Data from this review indicate at evidence levels 1 and 2 (metaanalysis of randomised controlled and good-quality prospective cohort studies) that PDD detects significantly more tumour-positive patients than white-light cystoscopy alone. This may come at the price of reduced specificity. The detection benefit is higher in selected patients with carcinoma in situ (evidence level 2). PDD reduces residual tumour rates and increases tumour-free survival significantly (evidence level 1). Measures to make it more cost effective include using PDD in a more selective setting such as those with high-risk disease (EORTC-GU group tables) at first diagnosis or in patients with positive urine cytology but negative WLC.

Although a clear benefit for PDD has been found for the detection of CIS, the value of this technique with respect to CIS recurrences and progression remains unclear. The benefit of PDD with respect to progression must also be demonstrated in papillary disease especially over the course of long-term surveillance. Presently no data exists on which to base a firm recommendation for the use of PDD for surveillance. Future studies will have to show if the intervals to followup cystoscopy can be altered when PDD is used and if PDD changes adjuvant treatment, for instance, due to the safe exclusion of CIS. Furthermore, the necessity of re-TUR after PDD must be evaluated.

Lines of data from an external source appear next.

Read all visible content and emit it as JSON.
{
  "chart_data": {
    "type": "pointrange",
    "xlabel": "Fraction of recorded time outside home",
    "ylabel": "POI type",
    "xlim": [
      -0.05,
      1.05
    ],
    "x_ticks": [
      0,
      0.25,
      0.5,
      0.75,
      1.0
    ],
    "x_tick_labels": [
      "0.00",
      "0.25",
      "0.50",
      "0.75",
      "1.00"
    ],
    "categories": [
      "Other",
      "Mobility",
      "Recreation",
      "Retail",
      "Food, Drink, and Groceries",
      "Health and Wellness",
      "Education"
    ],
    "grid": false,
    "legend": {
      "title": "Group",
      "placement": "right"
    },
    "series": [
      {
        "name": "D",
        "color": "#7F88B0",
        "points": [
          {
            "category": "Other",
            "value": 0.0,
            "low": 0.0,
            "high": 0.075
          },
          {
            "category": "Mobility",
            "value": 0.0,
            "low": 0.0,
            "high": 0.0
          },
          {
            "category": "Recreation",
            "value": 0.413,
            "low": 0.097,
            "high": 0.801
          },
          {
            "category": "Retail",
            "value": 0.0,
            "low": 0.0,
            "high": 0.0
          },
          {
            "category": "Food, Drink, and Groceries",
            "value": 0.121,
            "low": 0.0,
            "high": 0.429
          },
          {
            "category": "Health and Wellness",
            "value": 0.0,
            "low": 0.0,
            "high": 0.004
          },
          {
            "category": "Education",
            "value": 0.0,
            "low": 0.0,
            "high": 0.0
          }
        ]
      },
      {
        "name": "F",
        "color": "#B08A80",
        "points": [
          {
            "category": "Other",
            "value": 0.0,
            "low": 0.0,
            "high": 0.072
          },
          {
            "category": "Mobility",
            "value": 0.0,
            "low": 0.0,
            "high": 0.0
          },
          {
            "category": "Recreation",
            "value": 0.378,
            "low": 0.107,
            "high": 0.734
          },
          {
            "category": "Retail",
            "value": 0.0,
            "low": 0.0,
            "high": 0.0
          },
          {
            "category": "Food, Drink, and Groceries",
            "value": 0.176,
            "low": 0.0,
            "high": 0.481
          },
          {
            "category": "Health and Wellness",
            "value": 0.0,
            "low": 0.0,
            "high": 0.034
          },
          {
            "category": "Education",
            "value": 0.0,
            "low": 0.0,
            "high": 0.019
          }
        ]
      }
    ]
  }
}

With both NBI and PDD there remain the issues of whether the procedures are carried out more diligently when the new modality is used [36], or whether the improvements are due to a “second look” cystoscopy [37]. However, a recent study has concluded that “a second look does not compromise the superiority of NBI over standard WLC flexible cystoscopy for detecting primary NMIBC including CIS [38].”

Other techniques discussed, namely, RS, OCT, VC, and EM show promising preliminary results, but more research is needed before any of the techniques can be instituted in the diagnosis and surveillance of bladder cancer. There is clearly a need for larger, multicentre RCT in these emerging approaches, especially NBI and PDD for diagnosis and surveillance of bladder cancer. A CROES trial is currently recruiting in the NBI TUR setting, and other trials using NBI and PDD for bladder cancer surveillance are in planning.